In clinical practice, we often see that in parent-child interaction, when parents can sense the subtle aspects of daily life, such as what their children are willing to give, cherish, or when they exhibit good behavior, it can greatly help improve the interaction and relationship between the two. Additionally, when children feel positive about themselves, their confidence will also improve.

Children often shirk their responsibilities, and parents should be held accountable?

Children often shirk their responsibilities, and parents should be held accountable?

Source: Psychotherapist, Lee Wai Tong

Whenever something happens, children will use different excuses to shirk their responsibility toward others. Parents may then scold the child for this, but this may make the child avoid taking responsibility. Faced with this situation, what can parents do?

First of all, when parents ask children, “Why didn’t you finish the work?” or “Why don’t you understand?” Parents want their children to take responsibility. But at this time, the child will want to shirk the responsibility and give it to someone else, but at the end of the day, the parents actually want the child to take responsibility. You should know that responsibility starts with the child having the time to make decisions because having the time is called having a sense of autonomy. If children can have a sense of autonomy, they will be more likely to be responsible.



For example, if he does not know how to do his homework and is asked why he does not understand, he will say that the teacher did not teach him, the teacher did not teach him well, or that the other students were noisy.

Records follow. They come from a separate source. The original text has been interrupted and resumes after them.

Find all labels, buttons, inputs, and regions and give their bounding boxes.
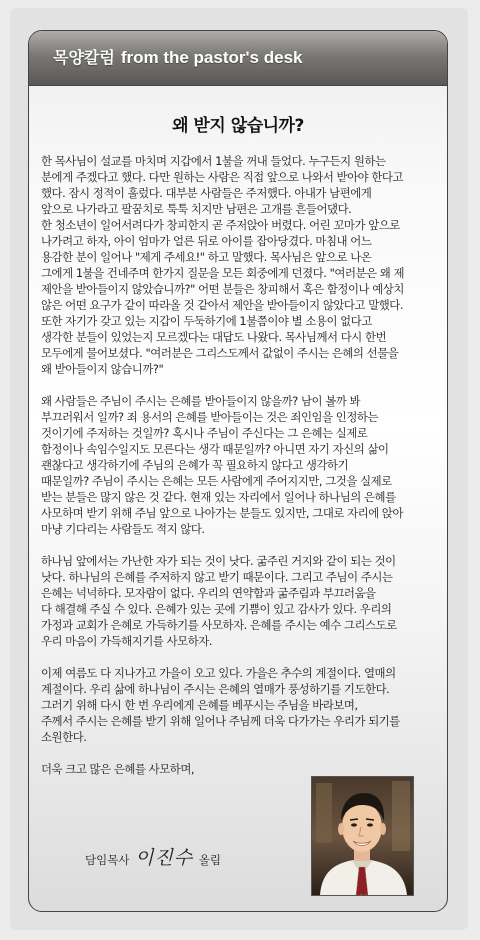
signature-suffix: 올림: [198, 853, 222, 867]
banner-title: [53, 45, 302, 68]
banner-title-english: from the pastor's desk: [120, 48, 303, 67]
signature-name: 이진수: [135, 847, 194, 869]
pastor-portrait-photo: [311, 776, 414, 896]
pastor-signature: [85, 843, 221, 870]
article-paragraph-2: 왜 사람들은 주님이 주시는 은혜를 받아들이지 않을까? 남이 볼까 봐 부끄러워서 일까? 죄 용서의 은혜를 받아들이는 것은 죄인임을 인정하는 것이기에 주저하는 것일까? 혹시나 주님이 주신다는 그 은혜는 실제로 함정이나 속임수일지도 모른다는 생각 때문일까? 아니면 자기 자신의 삶이 괜찮다고 생각하기에 주님의 은혜가 꼭 필요하지 않다고 생각하기 때문일까? 주님이 주시는 은혜는 모든 사람에게 주어지지만, 그것을 실제로 받는 분들은 많지 않은 것 같다. 현재 있는 자리에서 일어나 하나님의 은혜를 사모하며 받기 위해 주님 앞으로 나아가는 분들도 있지만, 그대로 자리에 앉아 마냥 기다리는 사람들도 적지 않다.: [41, 394, 404, 536]
article-body: [41, 153, 441, 777]
article-heading: 왜 받지 않습니까?: [172, 116, 304, 136]
column-banner: [29, 31, 447, 86]
article-paragraph-3: 하나님 앞에서는 가난한 자가 되는 것이 낫다. 굶주린 거지와 같이 되는 것이 낫다. 하나님의 은혜를 주저하지 않고 받기 때문이다. 그리고 주님이 주시는 은혜는 넉넉하다. 모자람이 없다. 우리의 연약함과 굶주림과 부끄러움을 다 해결해 주실 수 있다. 은혜가 있는 곳에 기쁨이 있고 감사가 있다. 우리의 가정과 교회가 은혜로 가득하기를 사모하자. 은혜를 주시는 예수 그리스도로 우리 마음이 가득해지기를 사모하자.: [41, 554, 397, 648]
banner-title-korean: 목양칼럼: [53, 48, 115, 67]
article-closing: 더욱 크고 많은 은혜를 사모하며,: [41, 762, 195, 776]
article-paragraph-4: 이제 여름도 다 지나가고 가을이 오고 있다. 가을은 추수의 계절이다. 열매의 계절이다. 우리 삶에 하나님이 주시는 은혜의 열매가 풍성하기를 기도한다. 그러기 위해 다시 한 번 우리에게 은혜를 베푸시는 주님을 바라보며, 주께서 주시는 은혜를 받기 위해 일어나 주님께 더욱 다가가는 우리가 되기를 소원한다.: [41, 666, 400, 744]
pastor-portrait-icon: [312, 777, 413, 895]
column-card: [28, 30, 448, 912]
signature-prefix: 담임목사: [85, 853, 130, 867]
article-paragraph-1: 한 목사님이 설교를 마치며 지갑에서 1불을 꺼내 들었다. 누구든지 원하는 분에게 주겠다고 했다. 다만 원하는 사람은 직접 앞으로 나와서 받아야 한다고 했다. 잠시 정적이 흘렀다. 대부분 사람들은 주저했다. 아내가 남편에게 앞으로 나가라고 팔꿈치로 툭툭 치지만 남편은 고개를 흔들어댔다. 한 청소년이 일어서려다가 창피한지 곧 주저앉아 버렸다. 어린 꼬마가 앞으로 나가려고 하자, 아이 엄마가 얼른 뒤로 아이를 잡아당겼다. 마침내 어느 용감한 분이 일어나 "제게 주세요!" 하고 말했다. 목사님은 앞으로 나온 그에게 1불을 건네주며 한가지 질문을 모든 회중에게 던졌다. "여러분은 왜 제 제안을 받아들이지 않았습니까?" 어떤 분들은 창피해서 혹은 함정이나 예상치 않은 어떤 요구가 같이 따라올 것 같아서 제안을 받아들이지 않았다고 말했다. 또한 자기가 갖고 있는 지갑이 두둑하기에 1불쯤이야 별 소용이 없다고 생각한 분들이 있었는지 모르겠다는 대답도 나왔다. 목사님께서 다시 한번 모두에게 물어보셨다. "여러분은 그리스도께서 값없이 주시는 은혜의 선물을 왜 받아들이지 않습니까?": [41, 154, 405, 376]
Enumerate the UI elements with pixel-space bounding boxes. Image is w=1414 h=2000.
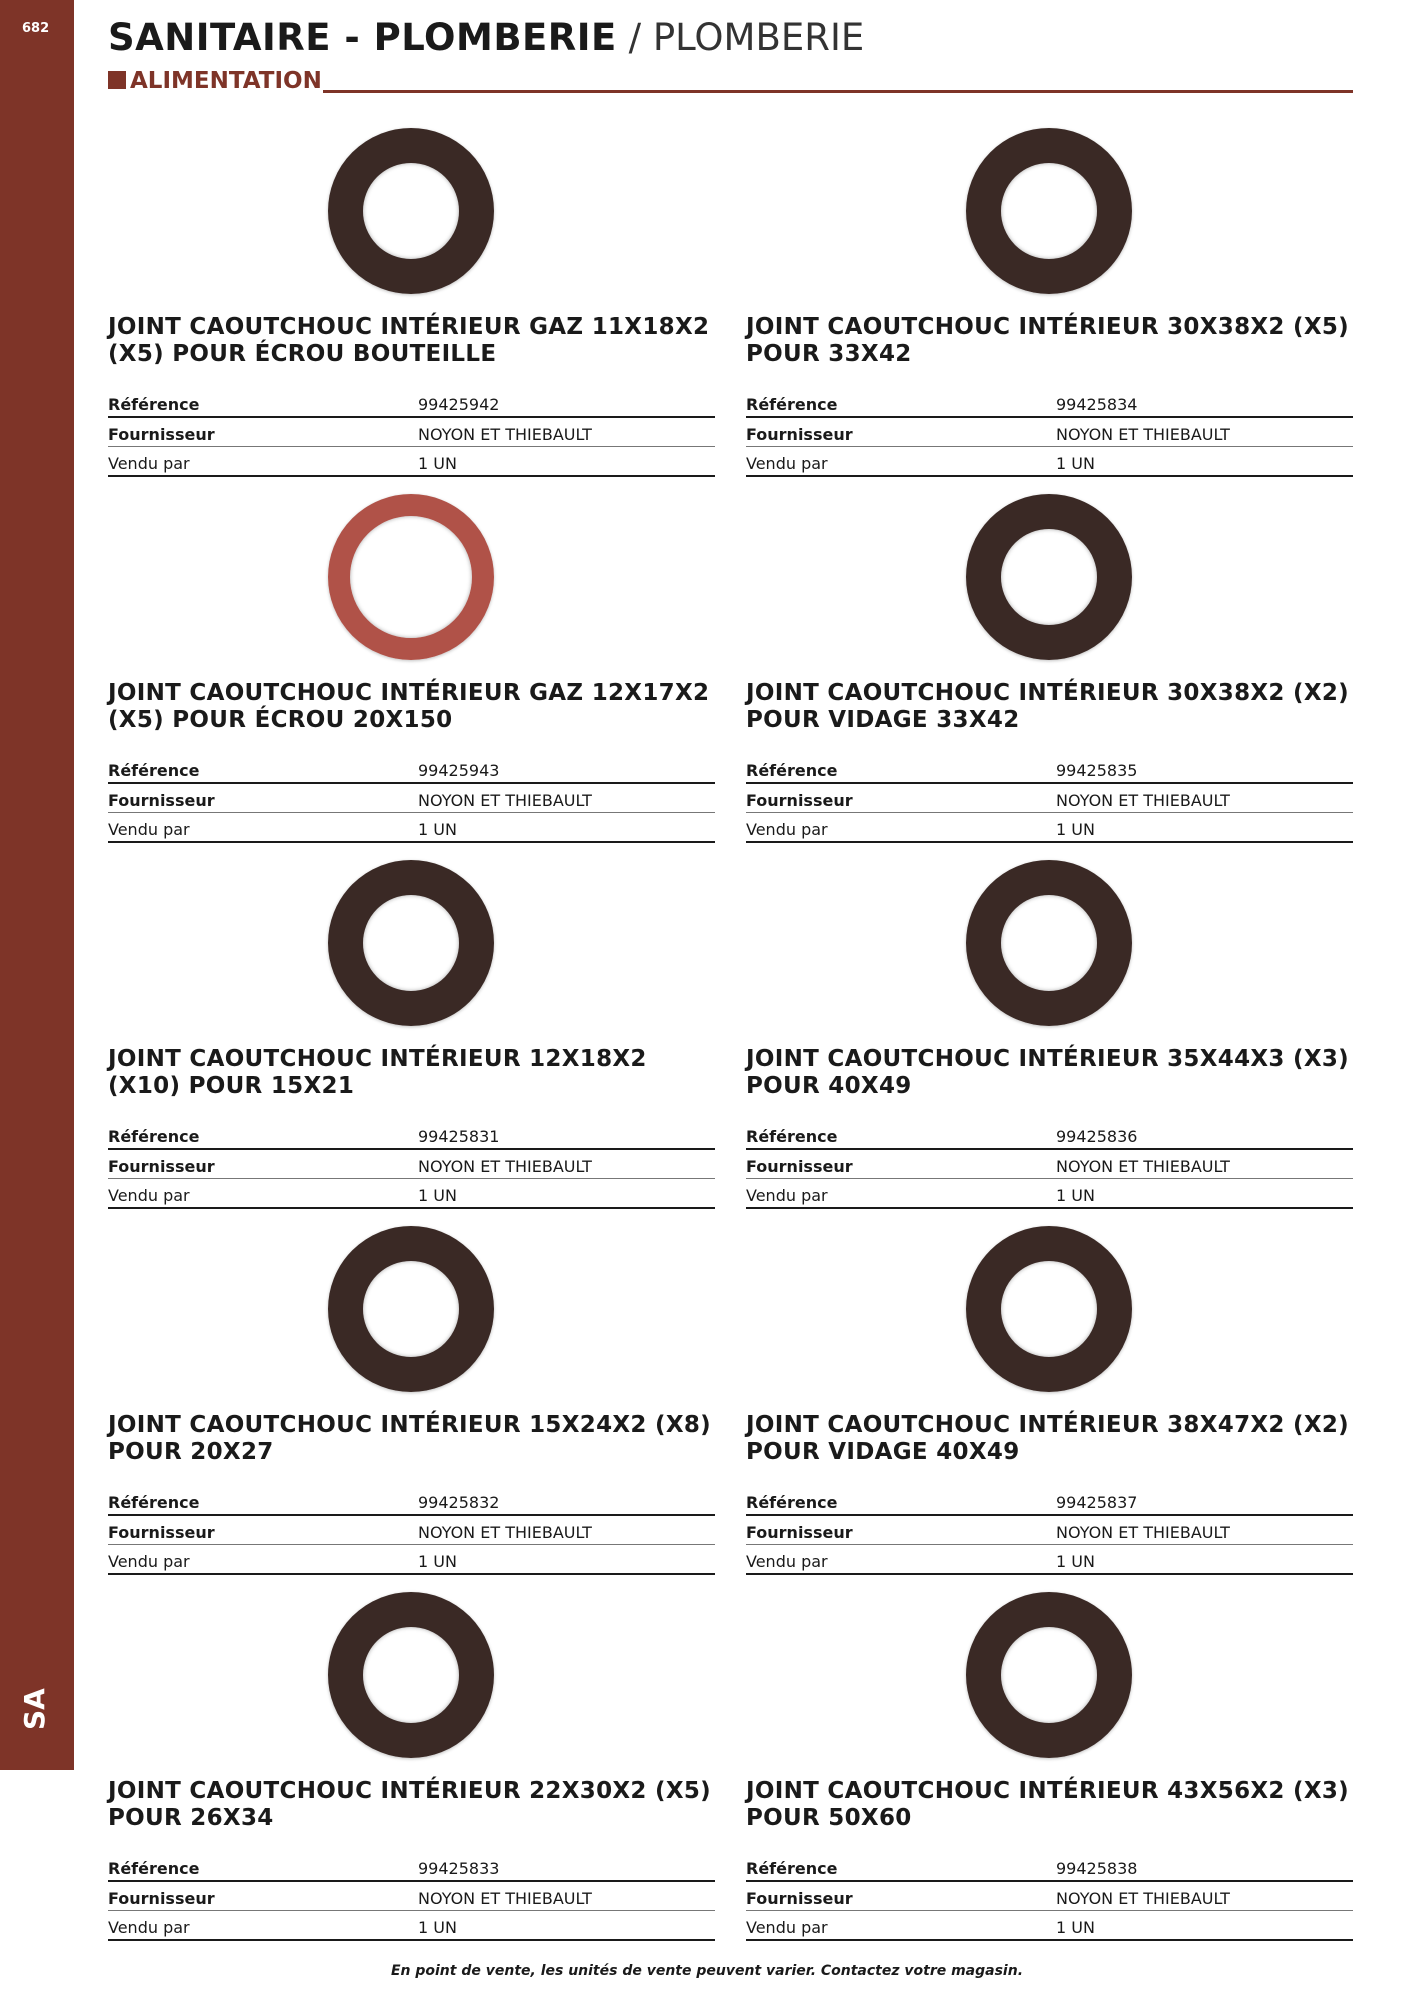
product-title[interactable]: JOINT CAOUTCHOUC INTÉRIEUR 30X38X2 (X2) POUR VIDAGE 33X42 [746,680,1349,733]
supplier-label: Fournisseur [746,1881,1056,1911]
product-details [108,1852,715,1941]
product-card[interactable] [746,858,1353,1218]
product-title[interactable]: JOINT CAOUTCHOUC INTÉRIEUR 30X38X2 (X5) POUR 33X42 [746,314,1349,367]
sold-by-label: Vendu par [108,1545,418,1575]
reference-value: 99425838 [1056,1852,1353,1881]
supplier-label: Fournisseur [108,1149,418,1179]
product-details [108,1120,715,1209]
sold-by-label: Vendu par [108,1179,418,1209]
reference-value: 99425833 [418,1852,715,1881]
product-details [108,754,715,843]
product-image [108,1224,715,1404]
section-header [108,66,1353,96]
supplier-label: Fournisseur [746,417,1056,447]
product-card[interactable] [746,126,1353,486]
rubber-seal-image [328,128,494,294]
reference-label: Référence [108,754,418,783]
product-image [746,1224,1353,1404]
sold-by-value: 1 UN [418,813,715,843]
rubber-seal-image [328,494,494,660]
reference-value: 99425832 [418,1486,715,1515]
sold-by-value: 1 UN [418,1179,715,1209]
product-details [108,1486,715,1575]
supplier-label: Fournisseur [746,1149,1056,1179]
product-image [746,858,1353,1038]
sold-by-label: Vendu par [108,1911,418,1941]
supplier-value: NOYON ET THIEBAULT [1056,783,1353,813]
sold-by-value: 1 UN [1056,1911,1353,1941]
reference-label: Référence [108,1486,418,1515]
product-card[interactable] [108,1590,715,1950]
reference-value: 99425834 [1056,388,1353,417]
product-image [108,858,715,1038]
sold-by-label: Vendu par [746,1545,1056,1575]
product-image [108,126,715,306]
section-rule [323,90,1353,93]
product-card[interactable] [108,858,715,1218]
reference-label: Référence [746,388,1056,417]
reference-value: 99425837 [1056,1486,1353,1515]
supplier-label: Fournisseur [746,783,1056,813]
page-title-separator: / [628,16,642,59]
product-details [746,388,1353,477]
sold-by-label: Vendu par [746,1911,1056,1941]
rubber-seal-image [966,1592,1132,1758]
product-title[interactable]: JOINT CAOUTCHOUC INTÉRIEUR 22X30X2 (X5) POUR 26X34 [108,1778,711,1831]
product-card[interactable] [108,126,715,486]
supplier-label: Fournisseur [108,417,418,447]
sold-by-value: 1 UN [1056,1179,1353,1209]
page-title-main: SANITAIRE - PLOMBERIE [108,16,617,59]
rubber-seal-image [966,128,1132,294]
supplier-value: NOYON ET THIEBAULT [1056,417,1353,447]
rubber-seal-image [328,860,494,1026]
product-title[interactable]: JOINT CAOUTCHOUC INTÉRIEUR 43X56X2 (X3) POUR 50X60 [746,1778,1349,1831]
product-details [746,1120,1353,1209]
sold-by-value: 1 UN [1056,813,1353,843]
reference-value: 99425943 [418,754,715,783]
reference-label: Référence [746,754,1056,783]
page-title-sub: PLOMBERIE [652,16,865,59]
product-title[interactable]: JOINT CAOUTCHOUC INTÉRIEUR 12X18X2 (X10) POUR 15X21 [108,1046,647,1099]
sold-by-label: Vendu par [746,813,1056,843]
page-title [108,16,864,59]
product-details [746,1852,1353,1941]
section-marker [108,71,126,89]
sold-by-value: 1 UN [418,1911,715,1941]
supplier-value: NOYON ET THIEBAULT [418,783,715,813]
reference-label: Référence [108,1852,418,1881]
rubber-seal-image [328,1226,494,1392]
sold-by-label: Vendu par [108,447,418,477]
reference-label: Référence [108,1120,418,1149]
supplier-value: NOYON ET THIEBAULT [418,1515,715,1545]
product-title[interactable]: JOINT CAOUTCHOUC INTÉRIEUR GAZ 11X18X2 (X5) POUR ÉCROU BOUTEILLE [108,314,710,367]
sold-by-value: 1 UN [1056,1545,1353,1575]
product-details [746,754,1353,843]
product-image [108,1590,715,1770]
reference-label: Référence [108,388,418,417]
reference-value: 99425831 [418,1120,715,1149]
product-image [746,492,1353,672]
rubber-seal-image [966,1226,1132,1392]
footer-note: En point de vente, les unités de vente peuvent varier. Contactez votre magasin. [390,1963,1024,1979]
reference-value: 99425836 [1056,1120,1353,1149]
product-card[interactable] [108,1224,715,1584]
supplier-value: NOYON ET THIEBAULT [1056,1515,1353,1545]
sold-by-value: 1 UN [418,1545,715,1575]
category-code: SA [18,1688,51,1730]
product-details [108,388,715,477]
product-card[interactable] [746,1224,1353,1584]
reference-label: Référence [746,1120,1056,1149]
supplier-value: NOYON ET THIEBAULT [1056,1881,1353,1911]
sold-by-value: 1 UN [418,447,715,477]
product-card[interactable] [108,492,715,852]
product-title[interactable]: JOINT CAOUTCHOUC INTÉRIEUR 15X24X2 (X8) POUR 20X27 [108,1412,711,1465]
supplier-value: NOYON ET THIEBAULT [418,417,715,447]
section-label: ALIMENTATION [130,68,322,94]
product-image [746,1590,1353,1770]
reference-label: Référence [746,1852,1056,1881]
product-image [746,126,1353,306]
rubber-seal-image [328,1592,494,1758]
category-sidebar [0,0,74,1770]
supplier-label: Fournisseur [108,1881,418,1911]
product-card[interactable] [746,1590,1353,1950]
supplier-label: Fournisseur [108,783,418,813]
reference-value: 99425942 [418,388,715,417]
sold-by-label: Vendu par [108,813,418,843]
supplier-label: Fournisseur [108,1515,418,1545]
sold-by-value: 1 UN [1056,447,1353,477]
sold-by-label: Vendu par [746,447,1056,477]
product-details [746,1486,1353,1575]
product-title[interactable]: JOINT CAOUTCHOUC INTÉRIEUR 38X47X2 (X2) POUR VIDAGE 40X49 [746,1412,1349,1465]
product-image [108,492,715,672]
reference-value: 99425835 [1056,754,1353,783]
rubber-seal-image [966,494,1132,660]
product-title[interactable]: JOINT CAOUTCHOUC INTÉRIEUR GAZ 12X17X2 (X5) POUR ÉCROU 20X150 [108,680,710,733]
product-card[interactable] [746,492,1353,852]
supplier-label: Fournisseur [746,1515,1056,1545]
sold-by-label: Vendu par [746,1179,1056,1209]
supplier-value: NOYON ET THIEBAULT [418,1149,715,1179]
rubber-seal-image [966,860,1132,1026]
supplier-value: NOYON ET THIEBAULT [418,1881,715,1911]
supplier-value: NOYON ET THIEBAULT [1056,1149,1353,1179]
product-title[interactable]: JOINT CAOUTCHOUC INTÉRIEUR 35X44X3 (X3) POUR 40X49 [746,1046,1349,1099]
page-number: 682 [22,21,50,36]
reference-label: Référence [746,1486,1056,1515]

At that moment, if parents continue to say that he is not concentrating in class, they will only make the child throw the responsibility further away. So at this point, we need to know how to do better since we are facing difficulties and then work with the child to figure out how to do it.

 

The child will feel responsible for doing a good job, so naturally he will put the responsibility back on himself and let himself do it. And when children can do things on their own, they will be more willing to take responsibility. This is why I always say that the most important thing for parents is not to be accountable because accountability only teaches children to unload their responsibilities, while we can help our children take responsibility and accomplish things together. This is the most important lesson we often teach our children about responsibility.